Ao longo desses anos de convívio com o leitor tenho salientado a necessidade imperiosa de um pesquisador persistir em suas investigações após dissertações e teses acadêmicas defendidas. Elegemos temas de vida e quão mais temas são aprofundados, maiores as possibilidades de ideias originais e convincentes surgirem na trajetória de um estudioso. Se uma pesquisa é abandonada, após finda a “missão” acadêmica, poder-se-ia aventar a relação meramente protocolar do interessado, jamais a ligação amorosa com a escolha. Simulacro e embuste são termos que podem estar camuflados na origem das intenções, assim como, em sentido contrário, entusiasmo e aprofundamento.

Quatro são os livros do notável musicólogo e professor português, José Maria Pedrosa Cardoso, que resenhei neste espaço (vide relação completa no menu do blog: Livros – resenhas e comentários – lista). Minha admiração confessa pela profunda investigação musicológica de Pedrosa Cardoso tem no “O Passionário Polifónico de Guimarães” motivo maior para louvação.

Pedrosa Cardoso já revelara em substancioso livro, “O Canto da Paixão nos séculos XVI e XVII – a singularidade portuguesa” (2006), os caminhos que o levaram a considerar a importância do “Passionário” existente em Guimarães. Poder-se-ia dizer que tanto o manuscrito existente em Coimbra, como o de Guimarães, basicamente escritos no mesmo período, são extremamente relevantes. O de Guimarães apresenta-se na presente edição de maneira integral. Buscou Pedrosa Cardoso os apoios necessários para torná-lo público em magnífica edição fac-similada, a revelar, efeitos da tinta ferrogálica e matizes de cor da cuidadosa caligrafia musical enriquecida pelos arabescos das iluminuras, esse todo artesanal altamente especializado e resplandecente desde a Idade Média. Estamos diante de uma verdadeira obra de arte editorial (250x350mm), na qual o leitor pode pormenorizar-se no conteúdo musical de alta qualidade e no manuscrito característico do período (Guimarães, Edição da Sociedade Martins Sarmento, Publicada pela Fundação Cidade de Guimarães, 2013). Edição bilíngue em capa dura (português-inglês). Após a exposição das folhas manuscritas do “Passionário”, a sua transcrição integral  em notação moderna enriquece o livro e possibilita cotejamentos de raro interesse. Esse é o aspecto extraordinário e “físico” da magistral investigação de Pedrosa Cardoso. Mas é uma impecável parte do todo. A edição só foi possível por estar entregue ao insigne especialista em Arte Sacra Musical dos séculos XVI e XVII em Portugal e emérito latinista. Se o estudo, transcrição e revisão estiveram sob os cuidados de Pedrosa Cardoso, louve-se o trabalho de musicografia de Eduardo Magalhães.

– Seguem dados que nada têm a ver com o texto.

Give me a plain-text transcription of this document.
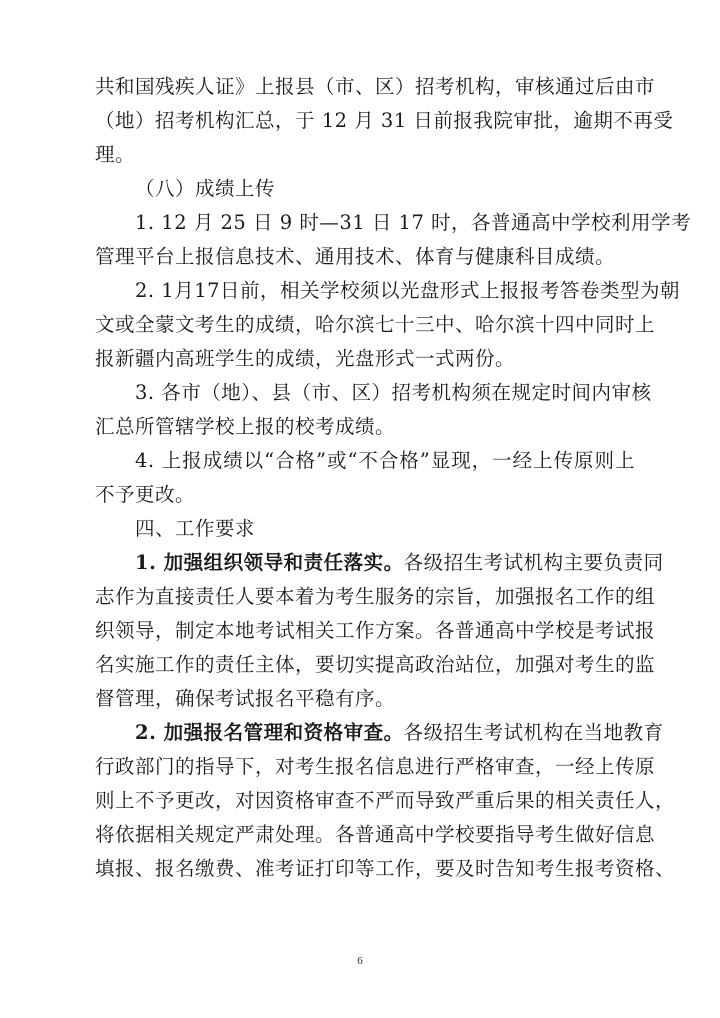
共和国残疾人证》上报县（市、区）招考机构，审核通过后由市
（地）招考机构汇总，于 12 月 31 日前报我院审批，逾期不再受
理。
（八）成绩上传
1. 12 月 25 日 9 时—31 日 17 时，各普通高中学校利用学考
管理平台上报信息技术、通用技术、体育与健康科目成绩。
2. 1月17日前，相关学校须以光盘形式上报报考答卷类型为朝
文或全蒙文考生的成绩，哈尔滨七十三中、哈尔滨十四中同时上
报新疆内高班学生的成绩，光盘形式一式两份。
3. 各市（地）、县（市、区）招考机构须在规定时间内审核
汇总所管辖学校上报的校考成绩。
4. 上报成绩以“合格”或“不合格”显现，一经上传原则上
不予更改。
四、工作要求
1. 加强组织领导和责任落实。各级招生考试机构主要负责同
志作为直接责任人要本着为考生服务的宗旨，加强报名工作的组
织领导，制定本地考试相关工作方案。各普通高中学校是考试报
名实施工作的责任主体，要切实提高政治站位，加强对考生的监
督管理，确保考试报名平稳有序。
2. 加强报名管理和资格审查。各级招生考试机构在当地教育
行政部门的指导下，对考生报名信息进行严格审查，一经上传原
则上不予更改，对因资格审查不严而导致严重后果的相关责任人，
将依据相关规定严肃处理。各普通高中学校要指导考生做好信息
填报、报名缴费、准考证打印等工作，要及时告知考生报考资格、
6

O presente manuscrito musical de 1580, aproximadamente, escrito no Mosteiro de Santa Cruz de Coimbra, pertence à Sociedade Martins Sarmento. Denomina-se “Passionário”, pois desde o século XVI assim é nomeado. Nele estava contida a música cantada representativa da Paixão de Cristo nas interpretações dos quatro Evangelistas: São Mateus, São Marcos, São Lucas e São João. No volume em questão foram incluídas, na época da feitura, outras peças relativas à Semana Santa.

 

Pedrosa Cardoso aprofunda-se nas origens históricas desse códice, “descreve” os caminhos musicais e sua natureza, entendendo seu significado dentro do contexto da prática polifônica em Portugal “A esta abundância de polifonias, todas elas baseadas no cantus firmus tradicional português, que põem de relevo a importância do canto da Paixão em Portugal, não é estranho o impacto verificado entre nós pela Devotio Moderna, pelos ‘místicos do Norte’, pela espiritualidade das Ordens Religiosas, sobretudo a Cisterciense e a Franciscana, bem como o culto da cruz herdado de antigamente pela lenda de Ourique e projectado nas caravelas e na arte manuelina, ao que é lícito acrescentar, a coincidir com a expansão daquelas polifonias, o sofrimento do povo português sob o domínio espanhol e com a consciência da decadência nacional”. O estudioso, em sua análise histórico-musical, examina pormenorizadamente a importância da tradição melódica nos Passionários, a “dimensão rítmica do accentus da Paixão”, a tradição polifônica preservada, a disposição dos cantores no ato da representação, entre tantos outros preciosos compartimentos investigativos. Comenta que “A escrita apresenta-se com um tratamento formal cuidado, denunciando alguma influência da técnica do contraponto flamengo, o que faz supor a boa preparação dos cónegos regrantes e também o talento dos seus compositores”.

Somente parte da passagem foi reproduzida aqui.